President Joe Biden on Friday afternoon unveiled his fiscal year (FY) 2022 budget request, which fleshes out some of the higher education highlights he announced in April, including increases for community colleges, Pell Grant awards, job training programs and registered apprenticeships. It also provides more details on his American Jobs Plan and American Families Plan, which would include tuition-free community college as well as funding to help community colleges improve their physical and technological infrastructure.
The American Association of Community Colleges is reviewing the plans and will shortly provide an analysis. Overall, the president seeks to increase FY22 funding for the U.S. Education Department by 41% and the U.S. Department of Labor (DOL) by 14%.
Key proposals of interest to community colleges include:
- Increasing the maximum Pell Grant award by $400 and opening eligibility to Dreamers. (The maximum Pell award would increase to $8,370 in award year 2022-2023 if both the FY22 request and the American Families Plan are enacted.)
- $200 million more for TRIO
- $40 million more for GEAR UP
- No increases for Supplemental Educational Opportunity Grants or for Federal Work-Study
- Almost doubling funding for the Fund for the Improvement of Postsecondary Education, to $76 million, which would support a new grant program focused on evidence-based approaches to improve student access and completion of postsecondary education as well as connections to career opportunities.
- a $20 million increase for career and technical education state grants
- level-fund adult education state grants (However, the American Job Plans would provide $100 million for these grants)
- a $203 million increase for Workforce Innovation and Opportunity Act (WIOA) state formula grants
- $100 million more for registered apprenticeships
The two American Plans
Under the American Jobs Plan (AJP), $12.4 billion would go toward improving existing physical and technological infrastructure needs at community colleges and expanding access to community colleges in education deserts. Meanwhile, the American Families Plan (AFP) would provide $123 billion over 10 years for two years of tuition-free community college for first-time students and workers seeking certificates. The program would operate as a first-dollar program. Students can use the benefit over a three-year period and over four years under certain circumstances. States would have to contribute a 25% match.
AJP also would provide $62 billion over 10 years for Completion Grants to States to support completion and retention activities to encourage postsecondary success for low-income and underserved students in high-need institutions. States and institutions could use the grants for practice and activities to improve student success, including wraparound services such as childcare, mental health services, faculty and peer mentoring, emergency basic needs grants, career coaching, practices that recruit and retain diverse faculty, transfer agreements between colleges, and evidence-based remediation programs.
In addition, the plan proposes $39 billion over 10 years for minority-serving institutions, historically Black colleges and universities, and tribal colleges and universities to cover two years of tuition for students from families earning less than $125,000. The program would operate as a first-dollar program.

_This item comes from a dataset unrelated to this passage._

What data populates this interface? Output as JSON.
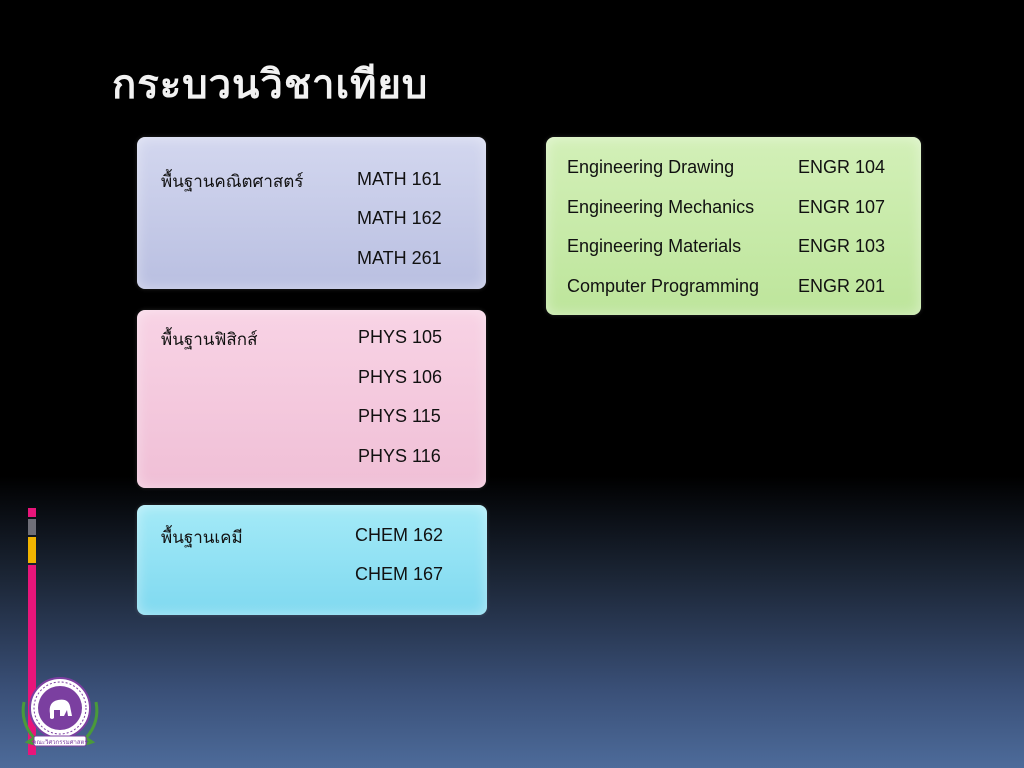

AJP also would provide $81.5 billion in mandatory funding over 10 years for DOL to create millions of high-quality jobs to rebuild the nation’s infrastructure, which ties to helping workers acquire the skills needed for related jobs. It includes $9 billion for community college partnerships grants to build the capacity of the community college system to deliver high-quality job training programs based on in-demand skills. DOL would allocate funding through competitive grants to seed partnerships between community colleges, local and regional employers, public workforce system entities, unions and community-based organizations to build high-quality workforce training programs. A portion of the funds would go toward building partnerships to improve equity.
The proposal includes $22 billion for a new Sectoral Employment through Career Training for Occupational Readiness (SECTOR) program for high-quality training programs in growing sectors such as clean energy, manufacturing and caregiving. DOL would target programs toward disadvantaged populations. The department would make grants to consortia of workforce system entities, education providers, employers/industry groups, labor-management partnerships, community-based organizations and unions.
The plan also would provide $18 billion to states for a new Comprehensive Supports for Dislocated Workers program to help dislocated workers enrolled in a AJP or WIOA program to help them complete their training and move into new jobs.
AJP would also provide $10 billion to create one to two million new registered apprenticeships ($8 billion) and pre-apprenticeships ($2 billion) and increase access to underrepresented groups.